Since last year been viewing prices on the i5 4690K (& occasionally i7 4790K) after Skylake they never plummeted. I doubt Skylake will plummet after Kaby Lake. Some were touting Skylake as it, will Kaby Lake be hugely better? I don't think so TBH.IMHO,considering the 2H 2016 are going to have Pascal,Polaris,Zen and Kaby Lake being released and no doubt causing price drops on older parts it makes a lot of sense for the OP to wait.
Many on HUK were hoping 290X would be well below £200 when 390X was released, it never really occurred. At most was around ~£220 when they were released and many months later some deals @ £200 via Amazon.fr.
Been also viewing ebay pricing of 290X and still pretty strong IMO, hard to find one =< £150, they still tend to go ~£175.
I was at one point thinking Fury/X was gonna be hugely better (prior it's release) but it isn't IMO. I do hope Polaris is what it's being said it will be, also Zen. I really want AMD to still be around TBH .
Last edited by gupsterg; 03-03-2016 at 08:24 AM.
i5 4690K @ 4.9GHz CPU@1.255v 4.4GHz Cache@1.10v - Archon SB-E X2 - Asus Maximus VII Ranger
Kingston HyperX Savage 16GB@2400MHz 1T - Sapphire R9 Fury X (1145/545 Custom ROM, ~17.7K 3DM FS)
Samsung 840 Evo 250GB - Cooler Master V850
R7 1700@3.8GHz - Archon IB-E X2 - Asus Crosshair VI Hero - G.Skill Trident Z 3200MHz C14 - Sapphire Fury X (1145/545 Custom ROM, ~17.2K 3DM FS)
Samsung 840 Evo 250GB - Cooler Master V850
No, but it might have to after Zen: that's the big unknown. A new architecture from AMD which is reputed to give a huge IPC boost could suddenly give Intel a headache in the mid to high end of the market they've had to themselves for a long time. AMD can't sell a CPU for much more than ~ £150 at the minute, they don't have the comparative performance, but if Zen is good enough they could start competing in that £150 - £300 enthusiast segment that the OP is likely to be thinking of (particularly since they were talking about getting a 980 Ti), and that could be enough to see prices start falling across the board.

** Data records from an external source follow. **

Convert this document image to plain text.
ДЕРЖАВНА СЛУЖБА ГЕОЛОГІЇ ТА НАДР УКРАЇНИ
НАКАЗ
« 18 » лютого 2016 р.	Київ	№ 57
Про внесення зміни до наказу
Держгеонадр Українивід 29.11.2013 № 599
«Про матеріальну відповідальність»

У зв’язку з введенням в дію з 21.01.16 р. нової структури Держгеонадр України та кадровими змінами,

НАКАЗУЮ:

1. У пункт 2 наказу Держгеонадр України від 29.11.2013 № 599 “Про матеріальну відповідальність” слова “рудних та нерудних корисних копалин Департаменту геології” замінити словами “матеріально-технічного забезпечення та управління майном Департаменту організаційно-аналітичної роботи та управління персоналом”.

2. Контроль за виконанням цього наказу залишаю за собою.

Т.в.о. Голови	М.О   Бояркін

The advances on Polaris aren't even theoretical or rumoured: AMD have shown working Polaris silicon matching GTX 950 performance with power draw > 50W lower. Whilst that won't necessarily translate into huge performance leaps in the higher-grade cards, it's at least an indication that Polaris will be a big advance, and definitely a reason for not buying a high end GPU in the next 6 months.
Which is not the point - the OP can get away with a graphics card upgrade to run his game and he only has to wait 6 to 9 months for AMD to release Zen.
It's not a simple CPU refresh but a totally new uarch - that's the kind of thing you might see once every 5 years or so.
At the very least it will cause Intel to adjust prices and if it is any good it might be something that suits the OP better.
Plus Kaby Lake will be out too so I expect a few deals on Skylake chips too.
The same goes with the graphics cards. The prices for the GTX780TI tumbled once the GTX980 and GTX970 were released - from £550 to £250.
The R9 290 caused prices of the GTX780 to tumble by £100 plus Nvidia gave away more free games than AMD to sweeten the deal.
Plus AMD is on record saying that they want to bring VR ready cards to under the price point of today. Since most VR systems requires at least R9 290 level performance that means Polaris 11 is going to be better priced.
Even with the R9 390 cards people forget that the 8GB cards were over £300,so there was even a slight price reduction with the cards.
Plus during the time period,you could get R9 290 cards on clearance for under £200.
I also expect cards like the R9 390X,GTX980,maybe even Fury and the GTX980TI to drop in price once the new ones are out.
There is also the question of DX12 performance too - the second generation cards should be better.